A tese era simples e contrária ao senso comum: comparado ao séc XX, o avanço tecnológico está freando.+
Tem que esvaziar muito a xícara da ideologia para entender seu ponto.
Graeber partia muito de um ensaio do Mark Fisher ("On Flying Cars and Broken Promises"), isto é, da ideia de que ouvimos a promessa de carros voadores (rs) e nunca a recebemos.
O singelo escondia muito.+
Ou seja, da comparação entre a capacidade imaginativa da sociedade, representada pela literatura e demais obras culturais sobre o futuro, e o efetivamente alcançado.
Segundo eles, do final do século XIX até meados do século XX, as promessas foram atingidas. Daí em diante, não.+
O que realmente interessava é que Graeber colocou uma causa nessa diferença: os tais bullshit jobs e o fim das utopias (o tema fisheriano por excelência).
No passado o avanço tecnológico ocorria pela alocação de recursos na ciência livremente. +
Nas palavras de Graeber, prender um monte de cabeçudos numa sala, deixar eles com recursos para viver bem e esperar o que eles desenvolveriam nesse tempo.
Hoje, a ciência é feita por produtivismo, o que é irremediavelmente improdutivo.
+
Ao invés de recursos e tempos livres para pesquisar, os cientistas agora tinham tempo controlado e recursos controlados. O que significava que a maior parte do tempo de tais pesquisadores era gasto justificando como gastaram o tempo deles.
Isso retirou o potencial do risco.+
Ideias grandiosas e difíceis foram preteridas em nome de pequenos avanços garantidos. E os avanços ficaram menores, menores, menores, até quase parar.
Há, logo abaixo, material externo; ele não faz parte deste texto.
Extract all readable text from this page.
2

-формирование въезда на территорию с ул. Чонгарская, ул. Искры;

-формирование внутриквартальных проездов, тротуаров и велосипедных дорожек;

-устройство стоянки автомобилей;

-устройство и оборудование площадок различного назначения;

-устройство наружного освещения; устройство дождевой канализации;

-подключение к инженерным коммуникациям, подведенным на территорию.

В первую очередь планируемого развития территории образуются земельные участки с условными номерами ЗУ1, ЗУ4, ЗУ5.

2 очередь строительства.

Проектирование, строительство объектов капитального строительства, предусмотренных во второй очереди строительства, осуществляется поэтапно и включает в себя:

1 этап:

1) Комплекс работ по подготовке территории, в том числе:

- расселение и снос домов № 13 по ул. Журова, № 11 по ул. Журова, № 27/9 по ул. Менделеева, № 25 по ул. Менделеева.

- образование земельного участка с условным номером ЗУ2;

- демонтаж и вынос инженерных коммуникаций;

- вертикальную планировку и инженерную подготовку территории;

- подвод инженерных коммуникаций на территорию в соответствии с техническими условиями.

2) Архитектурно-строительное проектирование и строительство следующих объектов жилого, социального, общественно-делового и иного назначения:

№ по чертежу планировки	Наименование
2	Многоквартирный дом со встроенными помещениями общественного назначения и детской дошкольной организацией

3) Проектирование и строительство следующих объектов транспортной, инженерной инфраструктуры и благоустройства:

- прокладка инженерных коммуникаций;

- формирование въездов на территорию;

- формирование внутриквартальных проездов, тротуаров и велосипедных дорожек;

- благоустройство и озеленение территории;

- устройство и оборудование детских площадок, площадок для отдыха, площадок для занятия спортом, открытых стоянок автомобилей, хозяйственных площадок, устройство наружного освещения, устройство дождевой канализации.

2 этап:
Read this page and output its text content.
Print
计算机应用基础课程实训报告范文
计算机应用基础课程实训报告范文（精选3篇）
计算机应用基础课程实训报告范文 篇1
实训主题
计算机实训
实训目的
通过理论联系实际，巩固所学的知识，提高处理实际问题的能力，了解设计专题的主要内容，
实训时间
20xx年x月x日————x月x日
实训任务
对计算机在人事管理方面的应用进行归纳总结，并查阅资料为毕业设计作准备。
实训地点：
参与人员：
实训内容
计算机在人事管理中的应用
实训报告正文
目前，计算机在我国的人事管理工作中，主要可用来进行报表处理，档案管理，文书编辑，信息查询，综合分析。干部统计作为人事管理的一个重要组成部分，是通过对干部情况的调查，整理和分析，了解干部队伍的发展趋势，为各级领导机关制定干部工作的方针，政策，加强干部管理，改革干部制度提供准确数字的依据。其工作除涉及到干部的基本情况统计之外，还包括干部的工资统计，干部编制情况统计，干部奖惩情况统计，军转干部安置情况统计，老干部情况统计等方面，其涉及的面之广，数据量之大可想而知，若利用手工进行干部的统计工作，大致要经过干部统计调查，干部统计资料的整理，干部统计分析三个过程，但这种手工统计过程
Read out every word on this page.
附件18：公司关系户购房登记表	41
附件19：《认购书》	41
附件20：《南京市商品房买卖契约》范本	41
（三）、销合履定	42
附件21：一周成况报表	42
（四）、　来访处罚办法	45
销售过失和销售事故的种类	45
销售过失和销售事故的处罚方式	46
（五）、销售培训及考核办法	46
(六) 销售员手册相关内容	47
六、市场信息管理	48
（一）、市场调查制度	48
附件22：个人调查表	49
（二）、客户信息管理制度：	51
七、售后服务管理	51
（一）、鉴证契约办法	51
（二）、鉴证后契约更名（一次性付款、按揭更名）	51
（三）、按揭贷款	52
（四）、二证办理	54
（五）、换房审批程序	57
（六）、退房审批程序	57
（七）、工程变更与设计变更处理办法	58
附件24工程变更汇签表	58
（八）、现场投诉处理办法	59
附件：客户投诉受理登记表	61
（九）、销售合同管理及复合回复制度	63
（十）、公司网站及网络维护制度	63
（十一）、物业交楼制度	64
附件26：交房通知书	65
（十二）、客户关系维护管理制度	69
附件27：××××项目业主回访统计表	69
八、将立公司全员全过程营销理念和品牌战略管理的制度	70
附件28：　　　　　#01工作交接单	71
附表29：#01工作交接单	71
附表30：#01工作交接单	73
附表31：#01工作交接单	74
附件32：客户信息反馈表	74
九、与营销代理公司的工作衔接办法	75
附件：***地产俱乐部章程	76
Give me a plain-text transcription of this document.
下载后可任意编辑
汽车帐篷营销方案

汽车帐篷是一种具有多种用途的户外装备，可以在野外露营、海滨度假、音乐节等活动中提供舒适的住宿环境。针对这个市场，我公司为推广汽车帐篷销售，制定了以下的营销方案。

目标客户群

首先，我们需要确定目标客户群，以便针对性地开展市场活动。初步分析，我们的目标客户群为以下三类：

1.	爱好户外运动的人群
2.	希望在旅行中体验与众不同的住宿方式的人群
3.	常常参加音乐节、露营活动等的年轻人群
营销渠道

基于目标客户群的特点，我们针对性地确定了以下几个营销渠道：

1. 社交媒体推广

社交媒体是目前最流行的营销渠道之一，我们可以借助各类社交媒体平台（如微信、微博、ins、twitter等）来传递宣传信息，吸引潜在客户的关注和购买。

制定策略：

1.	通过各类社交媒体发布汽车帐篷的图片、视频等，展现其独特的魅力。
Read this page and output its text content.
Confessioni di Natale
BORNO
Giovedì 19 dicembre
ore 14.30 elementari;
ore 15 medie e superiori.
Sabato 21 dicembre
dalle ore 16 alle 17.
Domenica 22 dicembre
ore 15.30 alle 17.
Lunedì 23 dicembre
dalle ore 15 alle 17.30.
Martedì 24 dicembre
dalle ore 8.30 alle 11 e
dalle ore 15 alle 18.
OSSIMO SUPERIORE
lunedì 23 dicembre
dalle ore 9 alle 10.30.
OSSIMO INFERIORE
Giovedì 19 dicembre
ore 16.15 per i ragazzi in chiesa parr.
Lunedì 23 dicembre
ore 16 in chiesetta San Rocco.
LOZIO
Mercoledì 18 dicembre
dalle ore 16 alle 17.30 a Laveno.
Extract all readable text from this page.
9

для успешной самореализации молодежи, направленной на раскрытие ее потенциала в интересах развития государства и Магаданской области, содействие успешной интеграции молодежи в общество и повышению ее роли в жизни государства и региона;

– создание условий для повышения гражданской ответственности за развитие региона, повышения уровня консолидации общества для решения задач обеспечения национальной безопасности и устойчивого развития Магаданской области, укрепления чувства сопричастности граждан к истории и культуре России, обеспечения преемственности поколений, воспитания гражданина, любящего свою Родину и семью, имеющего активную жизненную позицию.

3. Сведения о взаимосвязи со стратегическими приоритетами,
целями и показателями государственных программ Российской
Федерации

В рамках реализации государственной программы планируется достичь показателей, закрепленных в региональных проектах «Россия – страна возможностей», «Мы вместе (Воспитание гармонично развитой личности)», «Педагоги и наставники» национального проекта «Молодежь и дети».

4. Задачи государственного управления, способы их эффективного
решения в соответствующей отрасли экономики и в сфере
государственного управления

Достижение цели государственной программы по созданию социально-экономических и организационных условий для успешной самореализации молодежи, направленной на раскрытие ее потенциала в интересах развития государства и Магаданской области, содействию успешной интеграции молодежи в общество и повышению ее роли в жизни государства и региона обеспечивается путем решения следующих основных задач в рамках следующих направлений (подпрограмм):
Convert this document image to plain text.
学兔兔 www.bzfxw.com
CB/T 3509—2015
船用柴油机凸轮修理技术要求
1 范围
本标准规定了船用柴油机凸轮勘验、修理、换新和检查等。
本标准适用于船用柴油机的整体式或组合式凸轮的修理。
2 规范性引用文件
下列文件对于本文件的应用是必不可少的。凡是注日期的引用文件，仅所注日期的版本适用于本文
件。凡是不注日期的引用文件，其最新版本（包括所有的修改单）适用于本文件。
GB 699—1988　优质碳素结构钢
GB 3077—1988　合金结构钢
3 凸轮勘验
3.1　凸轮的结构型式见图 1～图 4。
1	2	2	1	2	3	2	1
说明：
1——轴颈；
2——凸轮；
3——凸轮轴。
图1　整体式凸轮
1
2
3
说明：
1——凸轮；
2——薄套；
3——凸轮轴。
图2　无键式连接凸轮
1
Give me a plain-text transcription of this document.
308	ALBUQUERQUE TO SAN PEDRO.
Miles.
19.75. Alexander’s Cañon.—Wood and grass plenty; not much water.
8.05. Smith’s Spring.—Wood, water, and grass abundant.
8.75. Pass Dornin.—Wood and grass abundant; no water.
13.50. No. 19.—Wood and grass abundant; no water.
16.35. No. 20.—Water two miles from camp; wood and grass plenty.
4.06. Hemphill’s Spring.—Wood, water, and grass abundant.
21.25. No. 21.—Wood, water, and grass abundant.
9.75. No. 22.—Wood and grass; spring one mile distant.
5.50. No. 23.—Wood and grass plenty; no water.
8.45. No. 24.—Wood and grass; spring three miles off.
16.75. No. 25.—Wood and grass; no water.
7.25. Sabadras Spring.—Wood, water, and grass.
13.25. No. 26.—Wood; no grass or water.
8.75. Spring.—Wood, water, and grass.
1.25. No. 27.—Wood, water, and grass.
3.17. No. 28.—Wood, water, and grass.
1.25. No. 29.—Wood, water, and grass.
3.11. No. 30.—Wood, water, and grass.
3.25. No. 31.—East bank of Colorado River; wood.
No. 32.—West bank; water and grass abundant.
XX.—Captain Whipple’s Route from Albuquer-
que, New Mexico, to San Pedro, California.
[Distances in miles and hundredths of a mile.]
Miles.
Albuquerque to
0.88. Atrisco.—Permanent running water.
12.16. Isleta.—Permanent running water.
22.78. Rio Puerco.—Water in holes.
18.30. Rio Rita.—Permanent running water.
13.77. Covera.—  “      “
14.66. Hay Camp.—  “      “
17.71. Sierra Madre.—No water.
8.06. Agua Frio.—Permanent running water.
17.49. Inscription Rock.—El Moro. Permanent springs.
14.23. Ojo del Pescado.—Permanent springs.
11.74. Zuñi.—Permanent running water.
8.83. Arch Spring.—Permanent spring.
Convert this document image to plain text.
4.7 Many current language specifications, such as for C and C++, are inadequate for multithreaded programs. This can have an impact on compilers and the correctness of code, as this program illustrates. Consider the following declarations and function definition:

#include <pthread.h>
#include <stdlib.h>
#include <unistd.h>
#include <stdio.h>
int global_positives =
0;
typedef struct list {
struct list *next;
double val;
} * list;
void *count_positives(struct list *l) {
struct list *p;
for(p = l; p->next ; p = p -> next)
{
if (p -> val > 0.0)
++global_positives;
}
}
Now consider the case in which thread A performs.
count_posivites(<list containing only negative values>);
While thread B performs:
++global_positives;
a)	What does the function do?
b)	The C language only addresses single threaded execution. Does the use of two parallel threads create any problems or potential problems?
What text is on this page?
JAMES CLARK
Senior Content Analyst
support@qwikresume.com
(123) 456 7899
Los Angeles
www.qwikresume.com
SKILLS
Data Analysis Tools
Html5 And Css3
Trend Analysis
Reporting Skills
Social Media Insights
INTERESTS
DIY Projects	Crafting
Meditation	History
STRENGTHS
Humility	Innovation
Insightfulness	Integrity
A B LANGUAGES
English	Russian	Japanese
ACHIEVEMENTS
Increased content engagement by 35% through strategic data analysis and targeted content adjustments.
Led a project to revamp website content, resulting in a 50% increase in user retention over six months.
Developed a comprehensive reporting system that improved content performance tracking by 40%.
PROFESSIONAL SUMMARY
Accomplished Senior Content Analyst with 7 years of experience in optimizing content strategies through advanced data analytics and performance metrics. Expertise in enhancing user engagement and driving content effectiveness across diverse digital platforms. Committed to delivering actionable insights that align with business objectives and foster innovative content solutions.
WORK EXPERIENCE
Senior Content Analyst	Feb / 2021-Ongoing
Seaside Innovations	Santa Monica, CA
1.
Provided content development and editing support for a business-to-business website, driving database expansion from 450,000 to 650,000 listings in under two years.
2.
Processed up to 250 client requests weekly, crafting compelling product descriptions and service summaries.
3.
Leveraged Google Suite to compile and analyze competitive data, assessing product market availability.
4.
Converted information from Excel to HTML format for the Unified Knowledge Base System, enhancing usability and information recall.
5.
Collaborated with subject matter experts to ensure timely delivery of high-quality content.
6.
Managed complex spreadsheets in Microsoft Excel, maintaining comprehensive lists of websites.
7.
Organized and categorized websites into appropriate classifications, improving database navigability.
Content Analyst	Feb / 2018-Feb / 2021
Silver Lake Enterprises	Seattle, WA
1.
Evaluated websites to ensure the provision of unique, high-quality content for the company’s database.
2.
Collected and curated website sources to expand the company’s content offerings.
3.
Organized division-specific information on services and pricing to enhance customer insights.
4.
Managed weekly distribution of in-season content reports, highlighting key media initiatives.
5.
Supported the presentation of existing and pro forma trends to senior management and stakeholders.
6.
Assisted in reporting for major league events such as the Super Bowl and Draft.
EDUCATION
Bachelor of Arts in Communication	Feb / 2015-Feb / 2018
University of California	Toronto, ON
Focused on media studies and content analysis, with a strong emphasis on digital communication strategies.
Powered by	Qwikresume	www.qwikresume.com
O tempo do pesquisador passou a ser majoritariamente de Bullshit Jobs(justificar o controle de gastos), do que da ciência.+
Isso é radicalmente diferente dos tecnopessimistas, na real. Tecnopessimismo é a ideia de que o avanço tecnológico ocorre em detrimento da sociedade.
Esse é o real cerne de tecnoceticismo: o avanço sequer está ocorrendo.+
Isso não quer dizer, claro, que *nada está acontecendo*. Existem avanços, em especial no que diz respeito a produtificação de técnicas anteriores.
(O blockchain foi inventado na década de 90 e ficou na gaveta até alguém descobrir que era possível dar golpes ponzi com eles).+
Essas, claro, são críticas ao neoliberalismo e ao realismo capitalista.
Em outra ceara, poderíamos dizer que a tecnologia é parte da cultura de uma sociedade e, portanto, fruto de sua ideologia. Tecnologia é o que a ideologia extrai do estado da técnica e ciência.+
O motor a combustão é a técnica, o carro e o trem à diesel são as tecnologias.
Não à toa, o carro foi escolhido/produzido pelo bloco capitalista como símbolo do avanço e da liberdade: ele é a liberdade de ir e vir transformada em PRODUTO, em COMMODITY. A maior promessa!+
(Vou continuar esse fio mais tarde)
(após uma sessão de terapia onde o nome "Graeber" foi citado em um número inacreditável de vez...)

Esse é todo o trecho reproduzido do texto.